I’ve been wanting to sit down and write about this subject for quite some time. Growing up, I split my time evenly between living in Lebanon and in Quebec, and our extended family have been fans of FC Barcelona for longer than I’ve been alive. One of my first memories as a child was sitting in front of a small, grainy TV and watching 17-year-old Lionel Messi score his first professional goal, off a brilliant lob pass from Ronaldinho.
Then, when going to Lebanon every summer and winter wasn’t as financially viable anymore and my family settled permanently in Canada, I discovered hockey. It was in 2007-2008; I was scrolling through channels trying to find something to watch and stumbled upon a Habs-Red Wings game, and the moment I landed on that channel, Pavel Datsyuk got the puck, dangled through the entire Habs defense and just barely got stopped by (I think) Cristobal Huet.
It was love at first sight. I had found my Lionel Messi, the player who would shape the way I watch, think and play the game moving forward. Somehow, like a true masochist, I ended up cheering for the local team which got their rear handed to them by the Wings, but that was the moment that led me down the path I am on today, writing these lines.
Enough backstory, though. I want to share with you the core principles I carry over from my time watching the glory days of FC Barcelona, while also showing the core differences between soccer and hockey. The influences on the way I scout and watch the game are threefold: first we’ll discuss what I look for in elite prospects, then we’ll talk about coaching and hockey tactics, and finally I’ll mention the player development elements which are at the core of my hockey philosophy.
Scouting: Lionel Messi, Pavel Datsyuk, Connor Bedard — Control the Chaos, Control the Game
When I watched Lionel Messi dribble for the first time, it truly seemed like he could see everything slowly, even at full speed, and would never be able to lose the ball. When I watched Pavel Datsyuk dangle for the first time, I had that same impression. The small ways in which they both managed to use their entire bodies to shield, cut, fake and wiggle their way through defenders, shaped the way I scout prospects to this day.
Control the chaos, and you control the game.

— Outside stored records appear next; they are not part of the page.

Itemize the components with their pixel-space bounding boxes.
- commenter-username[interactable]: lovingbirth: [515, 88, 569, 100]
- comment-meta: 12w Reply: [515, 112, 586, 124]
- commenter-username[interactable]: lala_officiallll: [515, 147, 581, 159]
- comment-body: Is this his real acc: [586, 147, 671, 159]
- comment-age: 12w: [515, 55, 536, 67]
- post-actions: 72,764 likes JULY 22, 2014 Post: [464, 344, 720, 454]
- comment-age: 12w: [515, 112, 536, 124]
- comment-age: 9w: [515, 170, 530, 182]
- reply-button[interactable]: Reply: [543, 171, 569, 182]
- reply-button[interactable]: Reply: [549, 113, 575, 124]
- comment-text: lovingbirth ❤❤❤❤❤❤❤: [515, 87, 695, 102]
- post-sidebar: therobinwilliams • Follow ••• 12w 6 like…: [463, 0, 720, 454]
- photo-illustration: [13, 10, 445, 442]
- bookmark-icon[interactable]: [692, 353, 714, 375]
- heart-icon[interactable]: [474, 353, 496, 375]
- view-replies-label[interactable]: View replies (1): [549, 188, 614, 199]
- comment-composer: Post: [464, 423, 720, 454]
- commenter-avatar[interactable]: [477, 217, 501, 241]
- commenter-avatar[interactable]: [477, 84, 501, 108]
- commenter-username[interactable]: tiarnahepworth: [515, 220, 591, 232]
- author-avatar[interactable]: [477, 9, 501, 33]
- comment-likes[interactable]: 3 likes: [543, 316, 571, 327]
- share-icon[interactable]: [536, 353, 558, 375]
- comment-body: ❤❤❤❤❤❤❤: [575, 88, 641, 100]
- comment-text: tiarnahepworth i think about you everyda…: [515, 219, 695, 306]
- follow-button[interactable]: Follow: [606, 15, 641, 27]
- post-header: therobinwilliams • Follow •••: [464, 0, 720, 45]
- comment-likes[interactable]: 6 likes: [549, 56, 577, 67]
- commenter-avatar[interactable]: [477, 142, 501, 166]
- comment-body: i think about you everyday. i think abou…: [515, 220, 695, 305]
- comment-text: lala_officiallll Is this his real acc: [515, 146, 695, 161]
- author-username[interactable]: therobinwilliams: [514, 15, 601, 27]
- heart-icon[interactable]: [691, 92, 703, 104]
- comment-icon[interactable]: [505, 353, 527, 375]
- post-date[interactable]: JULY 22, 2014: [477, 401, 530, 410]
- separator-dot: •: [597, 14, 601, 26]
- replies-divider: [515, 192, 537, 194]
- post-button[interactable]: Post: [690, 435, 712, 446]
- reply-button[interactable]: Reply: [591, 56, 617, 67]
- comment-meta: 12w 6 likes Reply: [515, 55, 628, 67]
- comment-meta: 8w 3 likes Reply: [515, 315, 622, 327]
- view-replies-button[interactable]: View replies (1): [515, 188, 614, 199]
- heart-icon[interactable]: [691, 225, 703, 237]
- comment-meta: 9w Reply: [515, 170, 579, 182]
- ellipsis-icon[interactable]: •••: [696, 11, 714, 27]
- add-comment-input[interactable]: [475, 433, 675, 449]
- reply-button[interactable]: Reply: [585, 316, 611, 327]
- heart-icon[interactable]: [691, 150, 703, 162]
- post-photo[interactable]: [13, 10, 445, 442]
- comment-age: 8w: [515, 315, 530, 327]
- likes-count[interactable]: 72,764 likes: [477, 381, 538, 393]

Especially in a sport as high-paced and chaotic as hockey, being able to read opponents and defensive formations quickly, and select the right play at the right time to free up even a second or an inch of time and space, is the difference between the great and the legendary.
Connor Bedard gives me those vibes.
The way he manipulates and exploits his opponents’ ankles, the way he reads plays at full-speed and reacts appropriately depending on what’s ahead of him, and the way he can be a threat from any distance, make him a truly exceptional forward.